J’explorais du regard la salle où nous étions. Il s’agissait d’une maison abandonnée située non loin de la forge justement. Une maison richement décorée, et anormalement spacieuse d’ailleurs. Jamais je n’aurais cru qu’il existait des demeures pareilles dans une ville creusée dans une montagne ! Et encore moins qu’elle soit abandonnée. Et la salle se remplissait vite : je n’avais pas été le premier invoqué. Myrdinn et quelques autres étaient déjà là, ils s’activaient à distribuer potion, nourriture, enchantement et… caisses de camouflage.

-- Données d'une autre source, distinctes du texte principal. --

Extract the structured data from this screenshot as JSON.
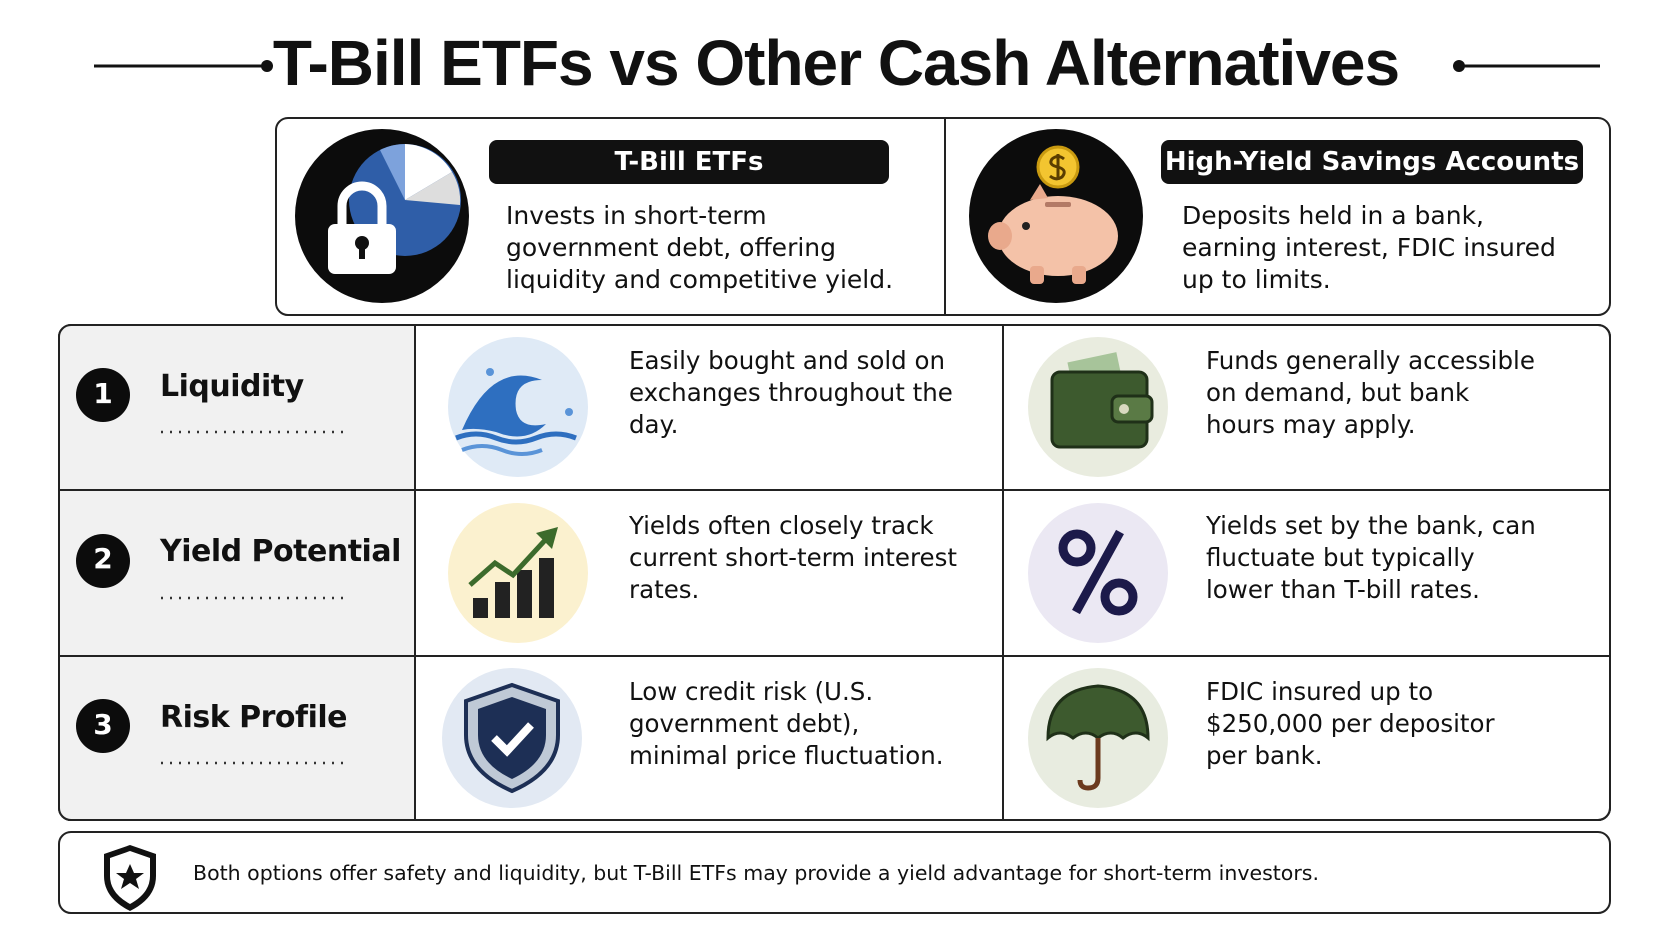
{
  "title": "T-Bill ETFs vs Other Cash Alternatives",
  "columns": [
    {
      "title": "T-Bill ETFs",
      "description": "Invests in short-term government debt, offering liquidity and competitive yield."
    },
    {
      "title": "High-Yield Savings Accounts",
      "description": "Deposits held in a bank, earning interest, FDIC insured up to limits."
    }
  ],
  "rows": [
    {
      "number": "1",
      "label": "Liquidity",
      "cells": [
        "Easily bought and sold on exchanges throughout the day.",
        "Funds generally accessible on demand, but bank hours may apply."
      ]
    },
    {
      "number": "2",
      "label": "Yield Potential",
      "cells": [
        "Yields often closely track current short-term interest rates.",
        "Yields set by the bank, can fluctuate but typically lower than T-bill rates."
      ]
    },
    {
      "number": "3",
      "label": "Risk Profile",
      "cells": [
        "Low credit risk (U.S. government debt), minimal price fluctuation.",
        "FDIC insured up to $250,000 per depositor per bank."
      ]
    }
  ],
  "footer": "Both options offer safety and liquidity, but T-Bill ETFs may provide a yield advantage for short-term investors."
}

– Luther ! Viens ici ! Allez hop, prend ta caisse, comme tout le monde.
– Oui chef… soupirais-je.
Je pris ma caisse, maugréa du fait qu’elle soit un peu grande pour moi, et une pensée me vint subitement. Pris de panique, je regardais les autres caisses, les unes après les autres. Et là, ce que je découvris me plongea dans une inquiétude non dissimulée. J’en parlais donc directement au chef de guilde.
– Euh, chef Myrdinn ?
– Luther, pas besoin de m’appeler « chef ». Nous sommes des réprouvés, pas des orcs, des taurens ou des trolls ! Tu peux m’appeler monseigneur, ou maître, ça suffira amplement.

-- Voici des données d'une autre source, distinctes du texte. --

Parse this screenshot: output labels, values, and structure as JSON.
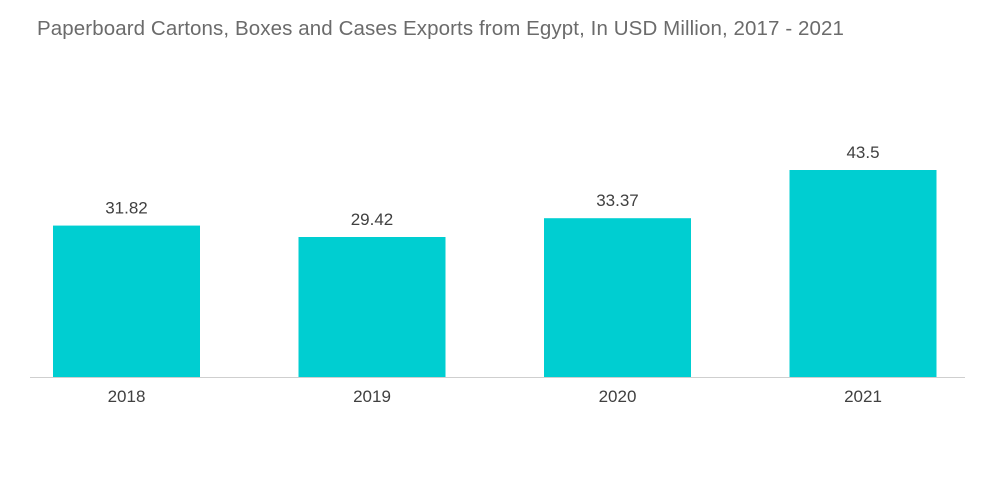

– Comme tu veux monseigneur Myrdinn. Je voulais juste savoir…
– Oui ?…
– … c’est normal que les caisses soient toutes identiques ? …

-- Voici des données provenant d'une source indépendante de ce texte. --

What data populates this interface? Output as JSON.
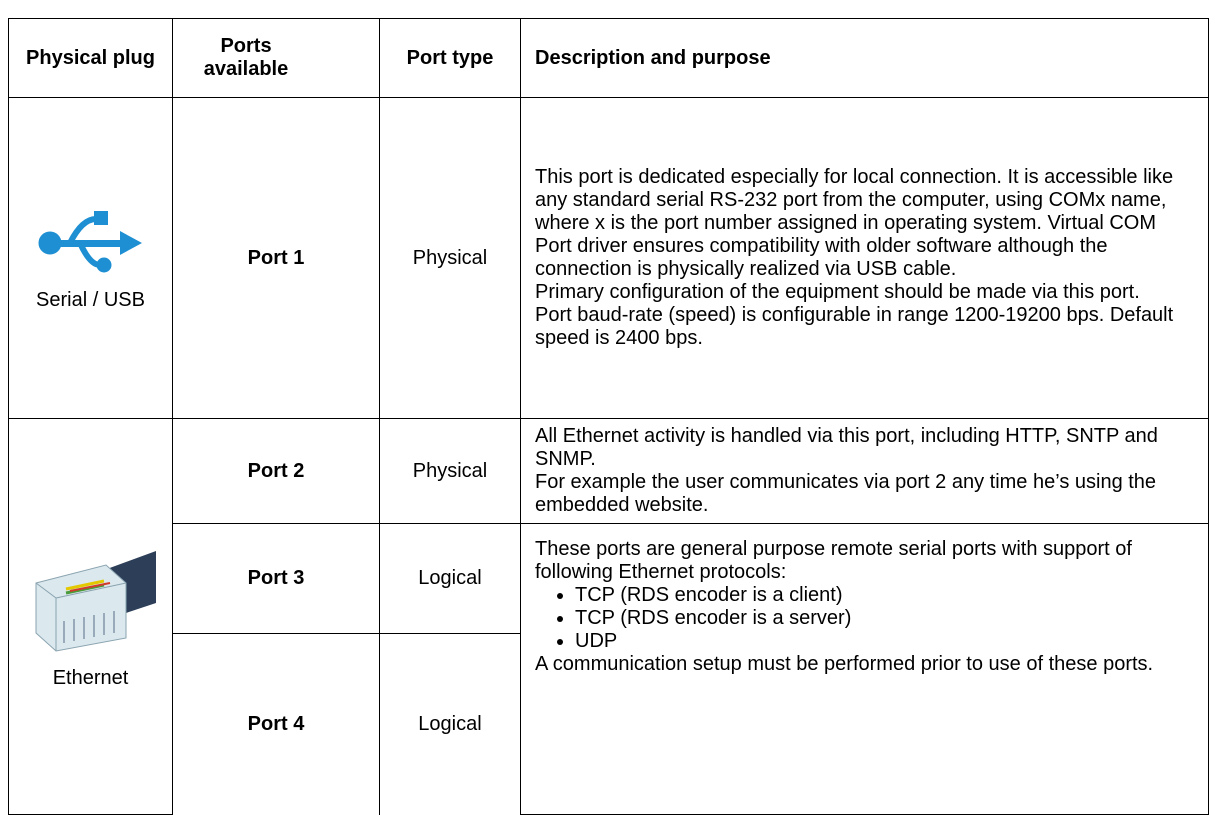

– Evidemment, on en a acheté un lot entier aux gobelins ! Elles sont toutes pareilles ! Comme ça on est sûr de pouvoir se faire passer pour un contingent de caisses à fourrures. En plus, ça a facilité la création des déguisements…
– Ben, en fait c’est pas les déguisements qui m’inquiètent. C’est plutôt l’association des déguisements et des déguisés.
Myrdinn prit en note ce que je venais de dire, et regarda l’ensemble de la salle à son tour. Amiporter invoquait à plein régime : du tauren, de l’orc, du troll, du mort-vivant. Et de l’autre côté, toutes les caisses, achetées, testées et approuvées par Papayou, un des voleurs trolls. Et là, enfin, je vis au regards de notre chef de guilde qu’il comprit où était le problème.
– Oh. Dit-il
– Bah oui. Confirmais-je.
– Y’a un problème ? demanda Amildur en s’approchant.
– Vous avez essayé les déguisements ? lui demanda Myrdinn.
– Oui, Papayou s’en est chargé, c’était pile la bonne taille pour lui.
Et en effet, Papayou se déplaçait avec beaucoup d’aisance sous sa caisse. De même que tous les autres trolls. Les Orcs, quand à eux, beaucoup plus larges d’épaules, avaient forcé et réussi à se coincer dedans. Ils ne rampaient pas trop mal, mais impossible d’être plus mobiles que ça. Les Taurens se posaient la caisse sur la tête, ce qui la remplissait déjà pas mal, mais pour le coup, ils ne voyaient plus rien et avançaient à l’aveuglette. Et pour les morts-vivants, c’était plutôt l’inverse, la caisse était presque trop grande, et ils avaient du mal à avancer silencieusement sans la cogner d’un côté où de l’autre, en la soulevant à bout de bras.
Quand on sait qu’il n’y avait que quelques trolls en tout et pour tout dans le raid, on en vient à la conclusion qu’environ 85% des déguisements n’étaient pas à la bonne taille. Et au bout de cinq minutes, l’ensemble du raid en était venu à cette même conclusion, et tout le monde fixait de façon insistante les organisateurs et officiers, qui eux fixaient nerveusement le sol. Personne n’osait dire quoi que ce soit, et le silence mettait tout le monde mal à l’aise. A ce moment précis, notre attaque surprise semblait plutôt mal engagée.